For this capstone project, we have elected to perform analysis upon the dataset from the link below:

https://datacatalog.worldbank.org/dataset/worldwide-bureaucracy-indicators

The above dataset comes from the Worldwide Bureaucracy Indicators database, via the webpage of the World Bank. The dataset is comprised of census-based data, mainly floating point numerical values, on public and private sector employment in 130+ nations between the years 2000 and 2018. 

This dataset is interesting due to its scope, content, and potential in responding to socio-economic questions. The shape of this dataset in a pandas frame is (12144, 24) i.e., 12144 rows for country names and 24 columns.
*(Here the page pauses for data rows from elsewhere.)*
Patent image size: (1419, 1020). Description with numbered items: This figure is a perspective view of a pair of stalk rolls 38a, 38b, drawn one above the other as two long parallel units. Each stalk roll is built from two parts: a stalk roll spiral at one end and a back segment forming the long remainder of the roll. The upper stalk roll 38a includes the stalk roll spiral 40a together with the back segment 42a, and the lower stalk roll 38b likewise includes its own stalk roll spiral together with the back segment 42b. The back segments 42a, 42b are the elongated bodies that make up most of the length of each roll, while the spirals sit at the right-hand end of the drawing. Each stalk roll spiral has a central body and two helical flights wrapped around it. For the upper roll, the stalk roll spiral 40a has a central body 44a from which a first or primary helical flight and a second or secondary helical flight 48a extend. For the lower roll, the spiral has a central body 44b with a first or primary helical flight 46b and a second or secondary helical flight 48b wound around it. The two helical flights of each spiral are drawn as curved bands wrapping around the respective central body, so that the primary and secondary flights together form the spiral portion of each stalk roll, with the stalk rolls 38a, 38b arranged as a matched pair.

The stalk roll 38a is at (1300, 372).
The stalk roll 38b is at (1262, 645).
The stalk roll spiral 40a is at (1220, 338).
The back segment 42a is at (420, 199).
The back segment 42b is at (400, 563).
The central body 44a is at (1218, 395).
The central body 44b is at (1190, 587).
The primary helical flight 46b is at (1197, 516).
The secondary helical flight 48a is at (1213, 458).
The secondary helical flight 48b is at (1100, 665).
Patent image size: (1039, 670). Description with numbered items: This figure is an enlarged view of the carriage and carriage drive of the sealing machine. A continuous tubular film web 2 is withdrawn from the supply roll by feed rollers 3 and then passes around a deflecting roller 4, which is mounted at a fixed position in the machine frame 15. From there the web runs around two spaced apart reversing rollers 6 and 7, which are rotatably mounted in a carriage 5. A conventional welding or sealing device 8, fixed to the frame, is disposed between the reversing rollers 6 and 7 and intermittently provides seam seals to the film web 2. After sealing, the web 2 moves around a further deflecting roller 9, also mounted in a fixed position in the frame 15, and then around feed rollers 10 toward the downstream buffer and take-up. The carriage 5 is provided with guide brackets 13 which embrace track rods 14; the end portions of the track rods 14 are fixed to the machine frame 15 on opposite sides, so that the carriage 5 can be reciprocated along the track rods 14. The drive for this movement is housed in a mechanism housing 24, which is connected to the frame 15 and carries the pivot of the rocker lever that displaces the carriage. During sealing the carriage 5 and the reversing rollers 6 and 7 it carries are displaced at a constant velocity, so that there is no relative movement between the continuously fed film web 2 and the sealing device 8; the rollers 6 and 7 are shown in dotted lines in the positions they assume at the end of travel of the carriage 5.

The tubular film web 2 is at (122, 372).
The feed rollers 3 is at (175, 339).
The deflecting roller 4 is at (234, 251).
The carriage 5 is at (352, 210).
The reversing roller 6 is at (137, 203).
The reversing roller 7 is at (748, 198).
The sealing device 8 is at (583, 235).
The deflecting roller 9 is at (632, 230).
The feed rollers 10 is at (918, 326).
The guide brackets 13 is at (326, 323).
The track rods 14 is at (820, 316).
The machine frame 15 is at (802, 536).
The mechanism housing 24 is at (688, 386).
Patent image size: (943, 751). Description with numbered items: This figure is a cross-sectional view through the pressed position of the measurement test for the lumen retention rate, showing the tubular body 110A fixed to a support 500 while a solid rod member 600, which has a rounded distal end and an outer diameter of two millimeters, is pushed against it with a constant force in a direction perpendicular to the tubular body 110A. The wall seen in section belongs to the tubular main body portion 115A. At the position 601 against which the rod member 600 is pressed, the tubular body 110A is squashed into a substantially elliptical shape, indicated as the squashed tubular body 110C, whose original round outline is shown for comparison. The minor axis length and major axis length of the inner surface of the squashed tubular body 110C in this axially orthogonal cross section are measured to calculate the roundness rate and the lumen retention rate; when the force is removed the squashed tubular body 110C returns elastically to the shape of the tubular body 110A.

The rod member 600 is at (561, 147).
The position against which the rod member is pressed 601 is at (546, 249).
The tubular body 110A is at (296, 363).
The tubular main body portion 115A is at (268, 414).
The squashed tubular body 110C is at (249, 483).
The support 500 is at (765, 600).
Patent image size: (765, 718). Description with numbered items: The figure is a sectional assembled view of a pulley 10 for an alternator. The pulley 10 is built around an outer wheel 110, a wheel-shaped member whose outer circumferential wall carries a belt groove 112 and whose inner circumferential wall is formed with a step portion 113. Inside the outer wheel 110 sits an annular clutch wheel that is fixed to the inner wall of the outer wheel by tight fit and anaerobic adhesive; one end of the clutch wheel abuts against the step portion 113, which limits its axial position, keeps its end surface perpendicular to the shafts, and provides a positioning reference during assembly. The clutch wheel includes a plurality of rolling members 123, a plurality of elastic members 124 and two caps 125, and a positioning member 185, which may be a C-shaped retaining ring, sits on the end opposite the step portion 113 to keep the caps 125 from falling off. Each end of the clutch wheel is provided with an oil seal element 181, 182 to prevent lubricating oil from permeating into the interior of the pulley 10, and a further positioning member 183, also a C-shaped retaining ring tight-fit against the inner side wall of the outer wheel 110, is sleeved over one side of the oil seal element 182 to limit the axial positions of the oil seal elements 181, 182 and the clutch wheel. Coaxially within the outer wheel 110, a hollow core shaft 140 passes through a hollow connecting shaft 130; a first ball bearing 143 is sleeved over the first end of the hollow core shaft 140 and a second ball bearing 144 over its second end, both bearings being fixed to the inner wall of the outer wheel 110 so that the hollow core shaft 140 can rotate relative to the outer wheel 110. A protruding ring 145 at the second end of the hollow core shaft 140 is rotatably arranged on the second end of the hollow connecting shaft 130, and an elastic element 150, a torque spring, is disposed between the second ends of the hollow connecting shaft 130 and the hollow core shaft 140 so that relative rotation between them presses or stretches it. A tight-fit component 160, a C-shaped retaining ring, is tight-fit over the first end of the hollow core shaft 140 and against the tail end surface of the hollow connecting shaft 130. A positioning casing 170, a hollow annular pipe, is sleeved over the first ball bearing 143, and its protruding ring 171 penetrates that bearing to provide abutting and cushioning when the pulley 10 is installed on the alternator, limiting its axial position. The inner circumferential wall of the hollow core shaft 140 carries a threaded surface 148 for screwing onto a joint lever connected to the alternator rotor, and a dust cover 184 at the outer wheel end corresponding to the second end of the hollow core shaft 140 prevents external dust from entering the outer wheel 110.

Analysis of this dataset allows for comparisons between nations or continents over a variety of axes, or across spans of time. 

Specifically, this capstone will seek to answer the following question:

1. On average, is there a difference in the female share of paid private sector employees in European Union member nations between 2012 and 2017, given the samples that have been collected?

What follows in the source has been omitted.